After a long day’s journey we arrived in Stockholm, where legendary conservationist Anders Delin was waiting for us to hold a lecture on Swedish forestry. After the lecture I left the group to Daniel Rutschman and Olli Manninen, Protect the Forest, who the following day would take them to join their inventories of threatened forests in Stockholm and Uppsala counties. After that I took the train back home, to the forests of southern Närke, and I heartily hope that in cooperation with our Russian friends we will find a way to stop the exploitation of natural forests in Russia, before they are put in the same situation as we are in Sweden today. I find comfort in the words spoken by Alexander Markovsky:
“We have learned a lot during this journey in the Nordic countries, among other things not to adopt the Swedish model of “freedom with responsibility”. For example, in Russia it is illegal not to save buffer zones along water. We want it to remain that way”.
The struggle goes on!
/Viktor Säfve, Protect the Forest
Facts about Swedish forests:
Less than 4 percent of the total productive forest land is formally protected.
Less than 2 percent of the productive forest area below the montane forests is formally protected. (Source EPA)
80 percent of the productive forests in Sweden consists of plantations and managed young production forests with an average age of less than 100 years. (Source: Swedish Forest Agency)
Plantations of exotic species: For a long time, the Canadian tree species “pinus contorta” has been the dominantly used type of exotic tree species in Sweden, and now cover about 550 000 hectares. This represents about 2 percent of the productive forest area, which is roughly equal in size to all of the formally protected natural forest below below the mountain region.
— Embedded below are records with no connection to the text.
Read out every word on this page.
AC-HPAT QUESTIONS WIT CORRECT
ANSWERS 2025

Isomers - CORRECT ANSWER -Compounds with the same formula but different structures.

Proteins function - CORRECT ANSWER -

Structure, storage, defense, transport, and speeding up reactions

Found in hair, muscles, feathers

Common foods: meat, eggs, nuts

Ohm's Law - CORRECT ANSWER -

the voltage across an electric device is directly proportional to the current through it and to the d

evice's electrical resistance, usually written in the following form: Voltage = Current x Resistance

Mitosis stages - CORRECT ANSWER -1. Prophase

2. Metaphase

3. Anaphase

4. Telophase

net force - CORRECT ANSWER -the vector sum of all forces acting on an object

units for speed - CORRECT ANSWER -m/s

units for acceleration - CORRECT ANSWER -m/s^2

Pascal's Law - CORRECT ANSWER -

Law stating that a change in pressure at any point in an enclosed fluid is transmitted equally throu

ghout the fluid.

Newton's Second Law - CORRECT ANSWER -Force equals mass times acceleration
During the period between 1995 – 2006 the average of new plantations amounted to 2500 hectares per year. The last few years, annual plantations of Pinus contorta have increased to about 6 000 hectares. (Source: Swedish Forest Agency)
Leading scientists point out that 20 percent of the productive forest land in Sweden should be exempted forestry and committed to long-term nature conservation, if Sweden is to live up to their environmental objectives and reach the ambition to preserve all naturally occurring species in viable populations. (Source: Research Appeal “Protect Sweden’s Old-Growth Forest”)
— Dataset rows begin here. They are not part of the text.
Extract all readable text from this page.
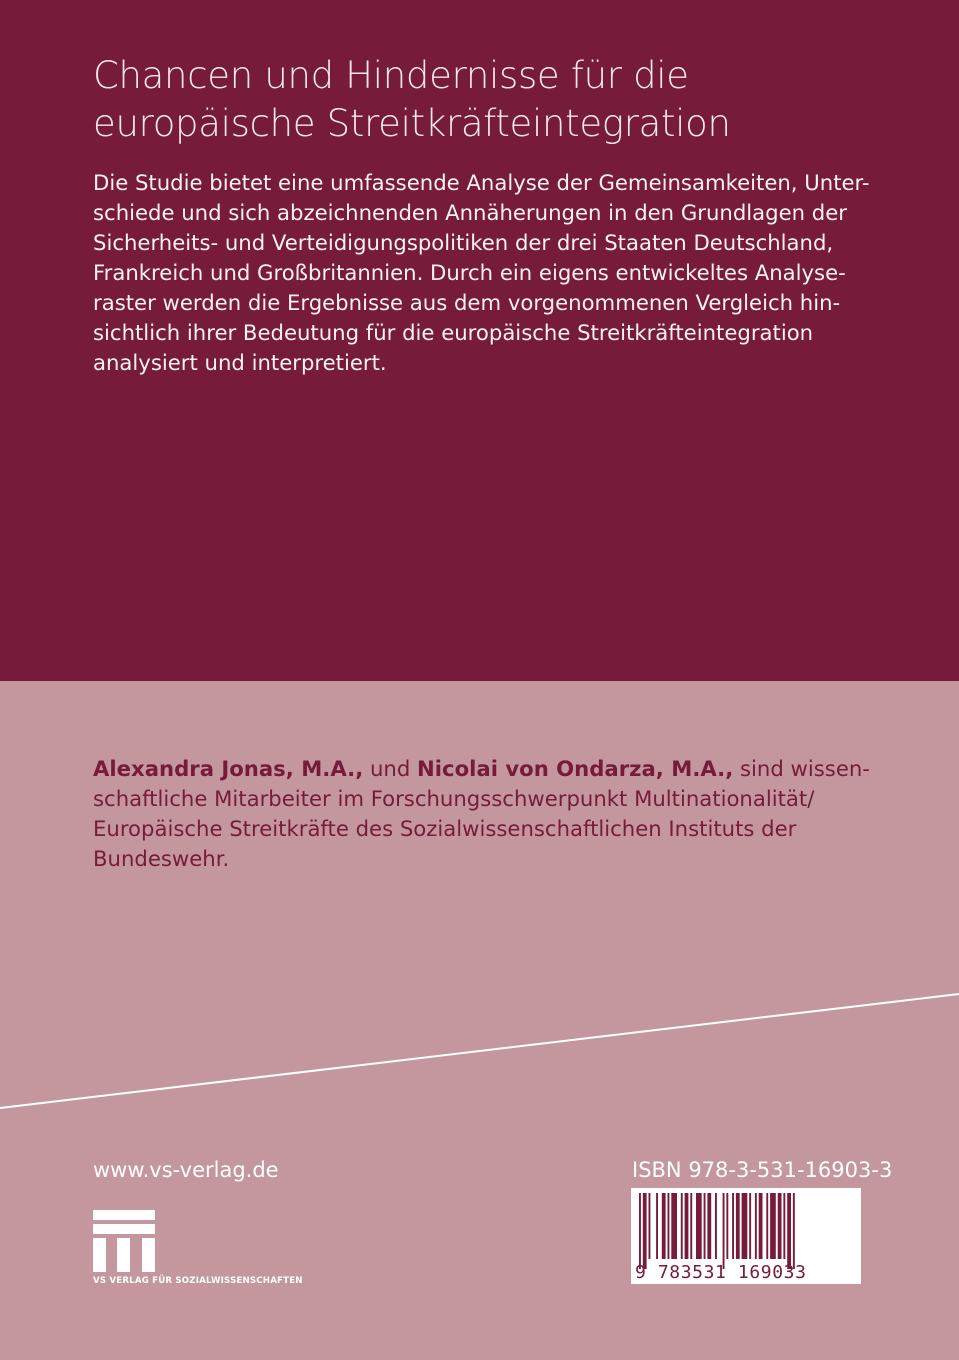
Chancen und Hindernisse für die
europäische Streitkräfteintegration

Die Studie bietet eine umfassende Analyse der Gemeinsamkeiten, Unter-
schiede und sich abzeichnenden Annäherungen in den Grundlagen der
Sicherheits- und Verteidigungspolitiken der drei Staaten Deutschland,
Frankreich und Großbritannien. Durch ein eigens entwickeltes Analyse-
raster werden die Ergebnisse aus dem vorgenommenen Vergleich hin-
sichtlich ihrer Bedeutung für die europäische Streitkräfteintegration
analysiert und interpretiert.

Alexandra Jonas, M.A., und Nicolai von Ondarza, M.A., sind wissen-
schaftliche Mitarbeiter im Forschungsschwerpunkt Multinationalität/
Europäische Streitkräfte des Sozialwissenschaftlichen Instituts der
Bundeswehr.

www.vs-verlag.de	ISBN 978-3-531-16903-3
VS VERLAG FÜR SOZIALWISSENSCHAFTEN	9 783531 169033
More than 2100 forest and arboreal species are listed on the national Red List. A large proportion of these are threatened or near threatened due to the fact that their habitats are shrinking. The dominant cause is deforestation. (Source: Species Information Centre, Swedish University of Agricultural Sciences – SLU)
According to the Swedish Forestry Agency’s surveys (so-called “polytax-inventories”), which examine how well forestry meets the environmental laws (30 §) of the Forestry Act, 37 percent of all final harvesting do not reach the minimum requirements of the law. Better general consideration for biodiversity, water and soil is needed if Sweden is to meet national and international environmental goals and agreements. (Source: Swedish Forest Agency)
The Swedish forestry can account for as much as 25 percent of the leakage of mercury into waterways. The leakage will continue for years after the felling. According to an article in the Swedish Forestry Agency’s Journal (No. 3 / 2009), the levels of mercury continue to rise in Swedish fish. Calculations by Kevin Bishop at SLU, show that the soil can leak twice as much mercury and methylmercury after felling as before. The problems are greatest in wet soils and in the context of damage to the soil due to vehicles.
Facts on the trip: Trip was organized by SPOK.
The Russian forest experts’ trip was financed by the Nordic Council of Ministers.
Nordic Council of Ministers is not responsible for the content of materials. The author’s opinion may not reflect the official position of the Nordic Council of Ministers.